Analysts say a default could upend the global financial system and cause millions of lost jobs.

Even a close call would likely be damaging. A 2011 debt ceiling dispute that Congress resolved two days before the borrowing limit was due to be reached caused stocks to tumble and prompted a first-ever credit downgrade for U.S. debt.

Moody’s Investors Service said on Tuesday it expects Washington will ultimately raise the debt limit, however, and U.S. stock indexes rose on Wednesday as investors grew more optimistic that Congress could reach a deal.

A more telling indication of investor relief was evident in the U.S. Treasury market, which would be directly affected by a U.S. default. Rates on 1-month T-bills – the securities most likely to be impaired by a failure of the government to pay interest or principal on the debt immediately after the deadline – dropped sharply in an indication that investors were again willing to buy them.

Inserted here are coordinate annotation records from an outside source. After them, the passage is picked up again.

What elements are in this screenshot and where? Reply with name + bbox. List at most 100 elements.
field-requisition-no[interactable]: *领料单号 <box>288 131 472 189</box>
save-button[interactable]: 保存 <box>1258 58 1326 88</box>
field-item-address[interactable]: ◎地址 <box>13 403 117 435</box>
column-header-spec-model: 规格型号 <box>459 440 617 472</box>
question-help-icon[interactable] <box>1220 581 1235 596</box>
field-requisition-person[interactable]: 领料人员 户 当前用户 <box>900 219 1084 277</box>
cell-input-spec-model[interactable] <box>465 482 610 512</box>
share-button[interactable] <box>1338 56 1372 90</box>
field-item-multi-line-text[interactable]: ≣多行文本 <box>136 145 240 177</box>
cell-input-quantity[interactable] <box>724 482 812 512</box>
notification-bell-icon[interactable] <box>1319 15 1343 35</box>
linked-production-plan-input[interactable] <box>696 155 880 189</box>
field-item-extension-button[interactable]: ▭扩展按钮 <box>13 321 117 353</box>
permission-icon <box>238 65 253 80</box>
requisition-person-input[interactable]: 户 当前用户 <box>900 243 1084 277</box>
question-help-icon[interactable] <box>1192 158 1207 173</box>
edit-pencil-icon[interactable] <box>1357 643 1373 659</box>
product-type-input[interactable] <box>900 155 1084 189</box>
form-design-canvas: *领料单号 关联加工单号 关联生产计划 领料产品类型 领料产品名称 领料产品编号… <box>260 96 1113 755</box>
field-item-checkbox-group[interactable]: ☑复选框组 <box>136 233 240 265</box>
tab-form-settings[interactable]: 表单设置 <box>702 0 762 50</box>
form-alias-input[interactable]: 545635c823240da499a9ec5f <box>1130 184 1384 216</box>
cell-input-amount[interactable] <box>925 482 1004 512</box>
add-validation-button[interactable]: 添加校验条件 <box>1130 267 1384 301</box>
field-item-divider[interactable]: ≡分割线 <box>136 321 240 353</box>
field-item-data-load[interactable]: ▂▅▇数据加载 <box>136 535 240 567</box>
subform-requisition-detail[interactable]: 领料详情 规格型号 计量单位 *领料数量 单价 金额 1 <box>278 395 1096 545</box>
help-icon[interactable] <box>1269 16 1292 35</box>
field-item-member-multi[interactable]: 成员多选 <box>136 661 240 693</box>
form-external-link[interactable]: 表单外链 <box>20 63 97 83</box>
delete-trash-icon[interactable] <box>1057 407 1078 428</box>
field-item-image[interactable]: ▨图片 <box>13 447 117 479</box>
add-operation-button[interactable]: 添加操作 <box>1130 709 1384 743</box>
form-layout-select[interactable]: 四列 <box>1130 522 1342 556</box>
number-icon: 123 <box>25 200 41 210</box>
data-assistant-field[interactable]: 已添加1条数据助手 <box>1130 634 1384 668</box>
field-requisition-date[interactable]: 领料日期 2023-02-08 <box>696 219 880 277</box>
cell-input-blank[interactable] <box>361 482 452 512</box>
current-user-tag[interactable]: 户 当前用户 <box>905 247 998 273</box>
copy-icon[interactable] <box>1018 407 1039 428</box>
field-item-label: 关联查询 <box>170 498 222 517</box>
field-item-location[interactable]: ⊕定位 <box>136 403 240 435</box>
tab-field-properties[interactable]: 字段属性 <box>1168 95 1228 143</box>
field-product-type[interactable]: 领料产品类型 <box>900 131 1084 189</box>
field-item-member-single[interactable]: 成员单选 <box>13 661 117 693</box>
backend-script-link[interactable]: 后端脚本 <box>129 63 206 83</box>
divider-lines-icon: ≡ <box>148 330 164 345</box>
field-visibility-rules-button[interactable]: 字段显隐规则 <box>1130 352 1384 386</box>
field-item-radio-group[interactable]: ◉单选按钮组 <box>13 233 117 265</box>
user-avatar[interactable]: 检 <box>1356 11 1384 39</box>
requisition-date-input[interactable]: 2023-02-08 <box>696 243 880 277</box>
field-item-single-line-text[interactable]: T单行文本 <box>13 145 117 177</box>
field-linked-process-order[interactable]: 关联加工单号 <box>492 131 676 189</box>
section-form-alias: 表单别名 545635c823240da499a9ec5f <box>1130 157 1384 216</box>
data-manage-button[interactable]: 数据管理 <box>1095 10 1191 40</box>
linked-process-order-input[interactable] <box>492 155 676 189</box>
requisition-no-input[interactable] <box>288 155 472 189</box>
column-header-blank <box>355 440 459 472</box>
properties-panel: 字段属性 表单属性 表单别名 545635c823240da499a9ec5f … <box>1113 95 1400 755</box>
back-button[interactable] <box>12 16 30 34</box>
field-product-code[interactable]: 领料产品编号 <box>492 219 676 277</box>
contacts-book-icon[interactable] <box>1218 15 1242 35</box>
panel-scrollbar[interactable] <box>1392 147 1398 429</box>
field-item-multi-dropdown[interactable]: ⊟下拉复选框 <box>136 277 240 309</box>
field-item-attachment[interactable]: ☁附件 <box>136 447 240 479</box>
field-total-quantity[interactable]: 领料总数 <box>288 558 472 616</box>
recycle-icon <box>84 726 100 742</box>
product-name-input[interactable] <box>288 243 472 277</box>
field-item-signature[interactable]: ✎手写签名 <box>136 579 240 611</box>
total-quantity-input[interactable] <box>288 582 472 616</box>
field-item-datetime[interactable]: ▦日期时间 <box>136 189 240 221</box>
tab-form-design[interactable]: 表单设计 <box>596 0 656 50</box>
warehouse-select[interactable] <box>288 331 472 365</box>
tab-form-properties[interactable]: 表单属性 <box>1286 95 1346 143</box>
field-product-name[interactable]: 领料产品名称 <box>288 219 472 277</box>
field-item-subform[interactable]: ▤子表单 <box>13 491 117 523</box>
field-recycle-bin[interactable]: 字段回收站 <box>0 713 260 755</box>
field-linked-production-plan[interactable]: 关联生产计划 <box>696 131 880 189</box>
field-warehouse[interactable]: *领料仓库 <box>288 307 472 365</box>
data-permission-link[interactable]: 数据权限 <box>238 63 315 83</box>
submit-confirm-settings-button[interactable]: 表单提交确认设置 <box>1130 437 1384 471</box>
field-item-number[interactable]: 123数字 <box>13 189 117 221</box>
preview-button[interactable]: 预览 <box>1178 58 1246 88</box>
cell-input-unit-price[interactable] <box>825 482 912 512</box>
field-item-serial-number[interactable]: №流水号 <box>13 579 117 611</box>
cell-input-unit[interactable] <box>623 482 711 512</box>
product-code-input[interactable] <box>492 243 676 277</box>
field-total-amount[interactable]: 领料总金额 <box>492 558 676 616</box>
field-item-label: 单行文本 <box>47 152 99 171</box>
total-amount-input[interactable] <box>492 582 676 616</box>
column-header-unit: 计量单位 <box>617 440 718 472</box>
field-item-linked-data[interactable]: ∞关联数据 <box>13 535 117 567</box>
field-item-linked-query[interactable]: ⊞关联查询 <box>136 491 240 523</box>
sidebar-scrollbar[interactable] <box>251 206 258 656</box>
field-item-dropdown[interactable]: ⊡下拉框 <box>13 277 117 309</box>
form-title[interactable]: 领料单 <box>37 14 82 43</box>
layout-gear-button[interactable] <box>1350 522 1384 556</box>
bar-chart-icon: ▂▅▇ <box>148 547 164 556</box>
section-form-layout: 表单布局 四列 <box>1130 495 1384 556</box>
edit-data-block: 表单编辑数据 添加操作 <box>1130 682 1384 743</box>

Democrats are looking at other options to resolve the standoff.

Biden said that Democrats might weaken a long-standing rule, known as the filibuster, which requires 60 votes to advance most legislation in the 100-seat Senate. But that idea seemed unlikely to succeed, as a key centrist, Senator Joe Manchin, said he would not support it.

Republicans have already used the filibuster requirement to block two previous attempts to raise the debt ceiling.